It may be low-tech and sound like folklore, but a growing body of research is pointing to the value of artistic expression as a means of fighting deadly diseases. A new study has reviewed the evidence for a number of different forms of expression. Among the findings:
Soothing notes: Cancer patients who listen to relaxing music experience increased sense of control and wellness in hospitalized patients, reductions in pain, anxiety, psychological and physical symptoms, compared to similar patients who don’t “tune-out”. A small study of heart attack patients found that listening to music reduced stress, as measured by heart rates and temperature readings. And a second small study in coronary patients found that 20 minutes of music reduced heart and breathing rates, the heart’s demand for oxygen, and anxiety for at least 1 hour.
Enjoying the view: Creating visual art may provide an expressive outlet for fears or stressors, itself linked to lowered rates of chronic stress and associated poor health. Several studies of breast cancer patients have found that visual-art therapy increases a sense of optimism, self-confidence, and physical activity levels, while reducing pain and sleeplessness. Just being in the presence of art may help: critical care and surgery patients in rooms with landscape pictures on the walls required less pain control medication, and left the hospital sooner than equivalent patient in drab surroundings.

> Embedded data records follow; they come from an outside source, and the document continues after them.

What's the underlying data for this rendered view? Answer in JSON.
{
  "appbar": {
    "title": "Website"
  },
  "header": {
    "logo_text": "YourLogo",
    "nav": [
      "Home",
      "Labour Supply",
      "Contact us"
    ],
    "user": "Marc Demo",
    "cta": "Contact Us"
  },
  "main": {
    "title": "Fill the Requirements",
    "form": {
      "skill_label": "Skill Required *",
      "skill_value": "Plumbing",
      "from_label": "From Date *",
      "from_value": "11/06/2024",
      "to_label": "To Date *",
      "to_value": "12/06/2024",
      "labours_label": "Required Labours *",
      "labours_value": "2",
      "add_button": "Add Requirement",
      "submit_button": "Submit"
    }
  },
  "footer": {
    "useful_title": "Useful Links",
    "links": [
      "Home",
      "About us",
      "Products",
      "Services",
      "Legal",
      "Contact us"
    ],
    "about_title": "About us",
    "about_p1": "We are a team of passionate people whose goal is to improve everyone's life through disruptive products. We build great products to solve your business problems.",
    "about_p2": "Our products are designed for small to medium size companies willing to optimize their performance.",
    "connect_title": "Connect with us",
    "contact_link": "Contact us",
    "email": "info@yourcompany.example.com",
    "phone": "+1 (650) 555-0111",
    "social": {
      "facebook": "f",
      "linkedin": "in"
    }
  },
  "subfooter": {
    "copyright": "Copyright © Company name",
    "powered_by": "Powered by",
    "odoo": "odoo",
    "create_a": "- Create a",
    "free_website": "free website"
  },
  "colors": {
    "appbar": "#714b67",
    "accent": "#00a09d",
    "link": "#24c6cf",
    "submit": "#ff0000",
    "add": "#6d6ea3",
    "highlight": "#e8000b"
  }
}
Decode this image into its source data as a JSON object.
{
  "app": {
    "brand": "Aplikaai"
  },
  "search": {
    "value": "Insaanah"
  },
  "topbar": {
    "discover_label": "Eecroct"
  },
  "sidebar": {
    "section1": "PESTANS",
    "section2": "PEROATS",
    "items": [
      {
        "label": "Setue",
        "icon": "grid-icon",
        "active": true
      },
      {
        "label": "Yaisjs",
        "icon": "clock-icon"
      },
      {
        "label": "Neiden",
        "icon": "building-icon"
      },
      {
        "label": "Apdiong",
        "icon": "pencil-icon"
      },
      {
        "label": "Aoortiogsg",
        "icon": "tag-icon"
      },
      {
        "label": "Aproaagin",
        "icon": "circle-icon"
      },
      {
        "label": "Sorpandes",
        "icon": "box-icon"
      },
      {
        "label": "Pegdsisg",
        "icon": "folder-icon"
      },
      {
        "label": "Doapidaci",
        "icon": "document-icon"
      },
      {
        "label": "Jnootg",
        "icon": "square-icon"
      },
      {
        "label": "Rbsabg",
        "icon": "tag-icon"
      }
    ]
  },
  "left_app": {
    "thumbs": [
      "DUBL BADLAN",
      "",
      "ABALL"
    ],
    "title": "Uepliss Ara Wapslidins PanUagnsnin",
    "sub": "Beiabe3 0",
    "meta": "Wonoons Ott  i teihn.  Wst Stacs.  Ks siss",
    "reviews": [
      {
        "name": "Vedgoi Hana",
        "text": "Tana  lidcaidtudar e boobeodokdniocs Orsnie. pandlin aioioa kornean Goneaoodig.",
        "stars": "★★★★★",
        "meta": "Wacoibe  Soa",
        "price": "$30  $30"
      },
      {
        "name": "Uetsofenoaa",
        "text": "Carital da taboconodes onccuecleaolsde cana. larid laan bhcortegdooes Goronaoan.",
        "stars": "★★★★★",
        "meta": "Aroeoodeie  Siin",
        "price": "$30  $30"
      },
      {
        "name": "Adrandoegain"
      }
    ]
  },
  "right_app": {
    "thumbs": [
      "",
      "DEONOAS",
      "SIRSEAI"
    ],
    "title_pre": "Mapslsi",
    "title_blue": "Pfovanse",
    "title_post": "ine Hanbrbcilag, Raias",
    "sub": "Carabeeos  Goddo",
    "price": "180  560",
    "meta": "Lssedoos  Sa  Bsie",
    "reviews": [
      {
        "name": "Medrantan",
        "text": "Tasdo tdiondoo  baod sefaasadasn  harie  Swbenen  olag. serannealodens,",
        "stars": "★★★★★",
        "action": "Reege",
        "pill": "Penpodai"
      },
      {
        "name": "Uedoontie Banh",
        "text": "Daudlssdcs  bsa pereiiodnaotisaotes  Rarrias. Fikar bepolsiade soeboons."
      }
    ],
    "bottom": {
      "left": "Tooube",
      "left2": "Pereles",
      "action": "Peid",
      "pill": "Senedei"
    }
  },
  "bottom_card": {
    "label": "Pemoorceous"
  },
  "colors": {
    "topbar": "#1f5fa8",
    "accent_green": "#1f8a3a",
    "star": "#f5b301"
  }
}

Writing from experience: Creative writing improves mood and health, this may in part be due to the pressure-outlet it provides for health-harming stress. But there may be more at play: Two randomized trials of patients in pain clinics found that patients who wrote about their experiences developed more control over their pain and depression. And a trial of HIV patients found that an emotional writing program led to measurable, clinically significant and sustained reductions in viral load over the course of the 6-month study.
This is just a sampling of the literature supporting the curative powers of the creative. Though they are of course far from conclusive, using art as an adjunct to regular therapies makes sense. There’re of course no side effects, and chronicling the way that an illness effects our experiences and perceptions can be a worthy exercise. On the best of days, creative expression helps define our individuality, and when disease threatens identity, reducing you to nothing more than a patient, creative expression can be existentially edifying. The potentially-curative powers of art also remind us that there are many dimensions to wellbeing, and we are well served by attending to the many faces of health.
What creative outlets make you feel healthy?